Brandon Flowers – The Desired Effect

Musikrichtung Indie, Pop
Redaktion
Lesermeinung
4

„I love pop music. I definitely have a knack for it.” Wenn Brandon Flowers seine zweite Soloplatte mit einer solchen Aussage ankündigt, sind alle Erwartungen erfüllt. Die Kritiker jubeln. Als Aushängeschild einer der größten Indie-Rock Bands unseres Jahrzehnts galt Flowers lange als Verfechter lackierter Fingernägel und schwarz geschminkter Augen. Mit fortschreitendem Wachstum ihrer Musikwerke kam auch der Wandel im Sound. Die rockigen Gitarren wichen zurück und machten Platz für poppige Synthies – „Day&Age“ und „Battle Born“ sind die Zeugen. Seine große Liebe zum Pop hatte Flowers nun bereits mit Solo-Platte Nummer eins (“Flamingo”) der Musikwelt offenbart. Allerdings waren die Killers-Einflüsse immer noch hörbar. Mit seinem neuen Album befriedigt er nun alle Hoffnungen der Musikpresse auf eine Platte, die sich vollkommen dem Pop hingibt. „The Desired Effect“ ist eine Hommage an ein Genre, das ihm sehr am Herzen liegt. Und mit Produzenten wie Ariel Rechtshaid und Alan Moulder, die schon für Bands wie Haim oder Vampire Weekend zauberten, ist er in bester Gesellschaft.
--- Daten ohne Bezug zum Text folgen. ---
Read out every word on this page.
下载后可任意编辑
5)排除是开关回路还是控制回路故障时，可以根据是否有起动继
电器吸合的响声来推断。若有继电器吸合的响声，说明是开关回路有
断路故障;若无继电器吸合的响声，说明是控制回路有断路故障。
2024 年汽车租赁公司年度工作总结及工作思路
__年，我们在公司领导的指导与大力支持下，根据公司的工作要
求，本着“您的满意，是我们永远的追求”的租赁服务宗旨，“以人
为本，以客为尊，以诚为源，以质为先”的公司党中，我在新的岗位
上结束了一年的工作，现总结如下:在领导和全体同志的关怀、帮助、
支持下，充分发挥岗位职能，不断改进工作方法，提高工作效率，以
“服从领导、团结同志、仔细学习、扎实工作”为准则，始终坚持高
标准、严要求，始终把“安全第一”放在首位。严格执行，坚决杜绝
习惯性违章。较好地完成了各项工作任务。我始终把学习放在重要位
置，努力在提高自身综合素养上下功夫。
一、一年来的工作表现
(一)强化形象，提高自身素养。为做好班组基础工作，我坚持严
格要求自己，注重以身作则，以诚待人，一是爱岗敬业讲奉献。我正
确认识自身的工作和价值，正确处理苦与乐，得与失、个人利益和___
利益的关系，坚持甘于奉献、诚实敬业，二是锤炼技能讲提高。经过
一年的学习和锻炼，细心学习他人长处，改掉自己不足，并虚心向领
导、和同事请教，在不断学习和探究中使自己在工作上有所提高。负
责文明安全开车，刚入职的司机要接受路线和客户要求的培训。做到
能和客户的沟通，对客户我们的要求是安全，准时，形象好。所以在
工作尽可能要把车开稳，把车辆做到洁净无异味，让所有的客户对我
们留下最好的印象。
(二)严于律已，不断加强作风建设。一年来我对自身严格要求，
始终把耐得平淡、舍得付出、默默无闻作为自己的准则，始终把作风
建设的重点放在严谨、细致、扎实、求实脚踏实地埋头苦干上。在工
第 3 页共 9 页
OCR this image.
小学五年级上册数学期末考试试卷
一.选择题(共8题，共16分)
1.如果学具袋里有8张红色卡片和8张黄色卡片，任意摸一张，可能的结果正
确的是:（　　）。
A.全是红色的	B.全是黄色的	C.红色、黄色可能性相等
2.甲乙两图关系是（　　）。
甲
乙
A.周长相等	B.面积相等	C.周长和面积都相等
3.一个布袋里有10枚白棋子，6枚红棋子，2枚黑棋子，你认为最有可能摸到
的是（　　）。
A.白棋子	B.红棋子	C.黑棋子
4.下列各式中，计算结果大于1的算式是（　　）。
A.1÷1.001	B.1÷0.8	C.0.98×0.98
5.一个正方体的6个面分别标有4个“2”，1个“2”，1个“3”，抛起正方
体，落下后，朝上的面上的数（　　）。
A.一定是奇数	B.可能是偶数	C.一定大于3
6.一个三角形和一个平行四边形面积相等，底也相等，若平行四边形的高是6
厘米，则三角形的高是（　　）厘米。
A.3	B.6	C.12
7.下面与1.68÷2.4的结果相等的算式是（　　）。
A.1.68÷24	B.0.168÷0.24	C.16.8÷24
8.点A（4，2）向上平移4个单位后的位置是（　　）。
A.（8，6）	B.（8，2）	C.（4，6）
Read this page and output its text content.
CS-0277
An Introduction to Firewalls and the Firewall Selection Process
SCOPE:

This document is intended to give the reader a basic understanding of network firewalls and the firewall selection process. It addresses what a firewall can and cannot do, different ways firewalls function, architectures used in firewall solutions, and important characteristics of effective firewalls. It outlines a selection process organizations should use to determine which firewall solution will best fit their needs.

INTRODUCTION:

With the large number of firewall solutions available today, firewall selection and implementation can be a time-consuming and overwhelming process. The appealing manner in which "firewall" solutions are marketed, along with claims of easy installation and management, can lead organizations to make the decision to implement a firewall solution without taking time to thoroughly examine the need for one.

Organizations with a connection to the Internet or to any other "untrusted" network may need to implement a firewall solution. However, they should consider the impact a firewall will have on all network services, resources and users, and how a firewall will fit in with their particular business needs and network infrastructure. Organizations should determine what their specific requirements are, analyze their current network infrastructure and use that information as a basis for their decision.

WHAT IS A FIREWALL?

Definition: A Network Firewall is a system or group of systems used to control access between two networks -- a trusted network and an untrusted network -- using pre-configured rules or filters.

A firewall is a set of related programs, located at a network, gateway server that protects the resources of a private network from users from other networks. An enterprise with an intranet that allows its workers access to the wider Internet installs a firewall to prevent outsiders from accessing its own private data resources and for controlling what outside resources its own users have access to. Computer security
Das Album beginnt mit einem Tusch. Trompeten, Geigen und Trommeln schlagen einem entgegen. Von diesem Marsch begleitet, verkündet Flowers als Amerikaner durch und durch – Träume werden wahr. Ein Lied, das nicht zuletzt durch den Frauenchor im Hintergrund so auch direkt zum Ohrwurm mutiert. Das rasante Tempo wird alsbald durch klassische Killers-Synthies eingefangen. Karibik-ähnliche Trommelschläge und aufjaulende Gitarren machen „Can’t Deny My Love“ zu einem Song, der zwangsläufig hängen bleibt. Mit den ersten Keyboard-Tönen wird dann auch die erste Ballade angestimmt. Ein Chor aus unzähligen Flowers‘ verläuft sich in einem hypnotischen Singsang und bettelt verzweifelt „I can change for you“, während der Song immer weiter in die Tiefen irgendeiner Disco wandert. Begleitet von einer schnellen Keyboardmelodie lässt „Still Want You“ als nächstes den Pop der 80er wiederauferstehen und Flowers ungewöhnliche Stimme macht sich gut im Duett mit dem altmodischen Frauenchor.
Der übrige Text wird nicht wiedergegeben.